Tuesday, December 22, 2015

Morning for the Osone Family (Keisuke Kinoshita, 1946)

Haruko Sugimura, Mitsuko Miura, and Eitaro Ozawa in Morning for the Osone Family
Fusako Osone: Haruko Sugimura
Ichiro Osone: Toshinosuke Nagao
Taiji Osone: Shin Tokudaiji
Yuko Osone: Mitsuko Miura
Takashi Osone: Shiro Osaka
Issei Osone: Eitaro Ozawa
Sachiko Osone: Natsuko Kahara
Akira Minari: Junji Masuda
Heibei Tanji: Kinji Fujiwa
Ippei Yamaki: Eijiro Tono

Director: Keisuke Kinoshita
Screenplay: Eijiro Hisaita
Cinematography: Hiroshi Kusuda
Art direction: Mikio Mori
Film editing: Yoshi Sugihara
Music: Takaaki Asai

One of the myths of war is that the enemy moves in lockstep, from the commander-in-chief down to the lowliest citizen. So those of us who are (just barely) old enough to remember something about living through World War II, the myth of Japan as a monolithic force lingers, even though 70 years of peace with the Japanese and a wholesale assimilation by the West of their culture, from sushi to anime, has effaced old hostilities. Morning for the Osone Family gives us a valuable sense of the way things were -- or at least may have been.

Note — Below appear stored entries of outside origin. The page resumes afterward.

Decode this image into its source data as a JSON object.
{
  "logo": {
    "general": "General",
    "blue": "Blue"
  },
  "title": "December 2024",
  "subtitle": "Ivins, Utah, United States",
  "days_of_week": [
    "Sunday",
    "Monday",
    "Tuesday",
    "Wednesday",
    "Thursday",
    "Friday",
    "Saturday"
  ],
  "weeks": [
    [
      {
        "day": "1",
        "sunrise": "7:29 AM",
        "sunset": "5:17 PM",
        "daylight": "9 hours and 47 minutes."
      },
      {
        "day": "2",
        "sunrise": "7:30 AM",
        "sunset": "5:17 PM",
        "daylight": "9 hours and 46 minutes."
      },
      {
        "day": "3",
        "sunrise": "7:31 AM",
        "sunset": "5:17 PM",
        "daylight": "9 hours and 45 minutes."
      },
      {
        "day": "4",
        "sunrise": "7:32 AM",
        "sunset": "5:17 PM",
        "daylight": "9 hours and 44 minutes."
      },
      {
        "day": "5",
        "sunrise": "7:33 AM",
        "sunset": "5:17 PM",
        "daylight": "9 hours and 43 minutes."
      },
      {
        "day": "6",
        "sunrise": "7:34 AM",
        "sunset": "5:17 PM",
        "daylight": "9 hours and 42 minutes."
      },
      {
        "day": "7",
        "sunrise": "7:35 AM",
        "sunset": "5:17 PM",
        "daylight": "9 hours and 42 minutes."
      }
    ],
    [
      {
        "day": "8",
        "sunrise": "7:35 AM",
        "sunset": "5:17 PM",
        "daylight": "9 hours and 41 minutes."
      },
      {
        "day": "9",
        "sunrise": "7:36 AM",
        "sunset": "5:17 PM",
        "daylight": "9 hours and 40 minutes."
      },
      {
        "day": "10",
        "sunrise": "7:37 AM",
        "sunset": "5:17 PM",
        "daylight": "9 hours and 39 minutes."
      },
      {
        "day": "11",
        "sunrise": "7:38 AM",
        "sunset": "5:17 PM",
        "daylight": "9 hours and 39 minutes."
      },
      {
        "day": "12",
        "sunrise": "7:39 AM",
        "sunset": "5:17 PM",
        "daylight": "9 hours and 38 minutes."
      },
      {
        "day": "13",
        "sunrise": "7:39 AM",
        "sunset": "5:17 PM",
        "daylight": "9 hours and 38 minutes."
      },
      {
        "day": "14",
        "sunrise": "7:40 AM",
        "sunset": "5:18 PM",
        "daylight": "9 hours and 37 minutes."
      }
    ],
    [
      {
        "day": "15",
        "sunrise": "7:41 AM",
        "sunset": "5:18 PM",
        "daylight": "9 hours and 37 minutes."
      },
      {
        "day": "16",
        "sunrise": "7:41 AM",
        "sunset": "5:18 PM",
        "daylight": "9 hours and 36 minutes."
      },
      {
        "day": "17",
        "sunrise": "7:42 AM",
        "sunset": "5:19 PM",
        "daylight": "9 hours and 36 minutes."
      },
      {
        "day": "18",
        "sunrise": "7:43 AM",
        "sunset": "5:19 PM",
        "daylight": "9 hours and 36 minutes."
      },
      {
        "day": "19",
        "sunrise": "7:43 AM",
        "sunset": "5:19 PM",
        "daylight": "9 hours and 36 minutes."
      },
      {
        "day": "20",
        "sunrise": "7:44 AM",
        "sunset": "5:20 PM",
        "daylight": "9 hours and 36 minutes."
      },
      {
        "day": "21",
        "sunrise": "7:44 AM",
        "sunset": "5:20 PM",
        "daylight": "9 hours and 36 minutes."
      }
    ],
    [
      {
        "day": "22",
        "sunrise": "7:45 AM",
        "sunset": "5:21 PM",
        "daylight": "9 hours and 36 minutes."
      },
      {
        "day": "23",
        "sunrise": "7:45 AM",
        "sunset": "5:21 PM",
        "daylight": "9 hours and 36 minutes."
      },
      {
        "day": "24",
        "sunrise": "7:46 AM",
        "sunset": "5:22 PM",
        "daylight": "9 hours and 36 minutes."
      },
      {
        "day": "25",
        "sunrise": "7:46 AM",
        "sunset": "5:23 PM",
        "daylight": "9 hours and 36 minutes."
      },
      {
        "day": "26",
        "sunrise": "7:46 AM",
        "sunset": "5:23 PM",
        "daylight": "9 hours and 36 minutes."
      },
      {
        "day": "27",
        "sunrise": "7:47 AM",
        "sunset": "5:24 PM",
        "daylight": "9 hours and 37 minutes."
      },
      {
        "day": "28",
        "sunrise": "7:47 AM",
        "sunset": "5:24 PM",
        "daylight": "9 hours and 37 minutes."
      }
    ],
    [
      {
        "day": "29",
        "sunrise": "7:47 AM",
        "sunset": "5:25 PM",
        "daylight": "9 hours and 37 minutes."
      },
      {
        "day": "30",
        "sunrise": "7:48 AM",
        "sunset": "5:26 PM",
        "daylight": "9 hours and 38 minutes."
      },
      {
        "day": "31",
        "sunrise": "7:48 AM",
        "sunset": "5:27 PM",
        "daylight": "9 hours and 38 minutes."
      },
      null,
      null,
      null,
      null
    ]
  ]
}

Made in the year after the surrender of Japan, after ideological censorship had ceased (though the American occupation imposed its own censorship, which is why you'll find no mention of the atomic bomb in Japanese movies made just after the war), Morning for the Osone Family gives us a portrait of what a dissenting family went through during the war. How accurate the portrait may be is up to question -- just as we could question the accuracy of the "home front" movies made in the United States during and after the war. But Kinoshita and screenwriter Eijiro Hisaita give us a plausible account of what might have happened to a widow, Fusako, and her three sons, her daughter, and her brother-in-law in the waning years of the war. One son is imprisoned for writing against the war; the daughter is forced to break off her engagement to a young man because of the political implications of what her brother did; another son, a pacifist who wants to be an artist, is drafted and dies of pneumonia in a hospital; the youngest son, embracing the militarist propaganda, enlists and is killed. And then there is the domineering presence of the brother-in-law, a colonel who despises the way Fusako has raised her children to doubt the glory of the Japanese military. When his house is destroyed by bombing, he moves in with the Osone family and takes over the household. Devastated by the surrender, he begins to stockpile food in their house, even as starvation spreads across the land. The film takes place on a single set, which only emphasizes the sense of a world closing in on the family.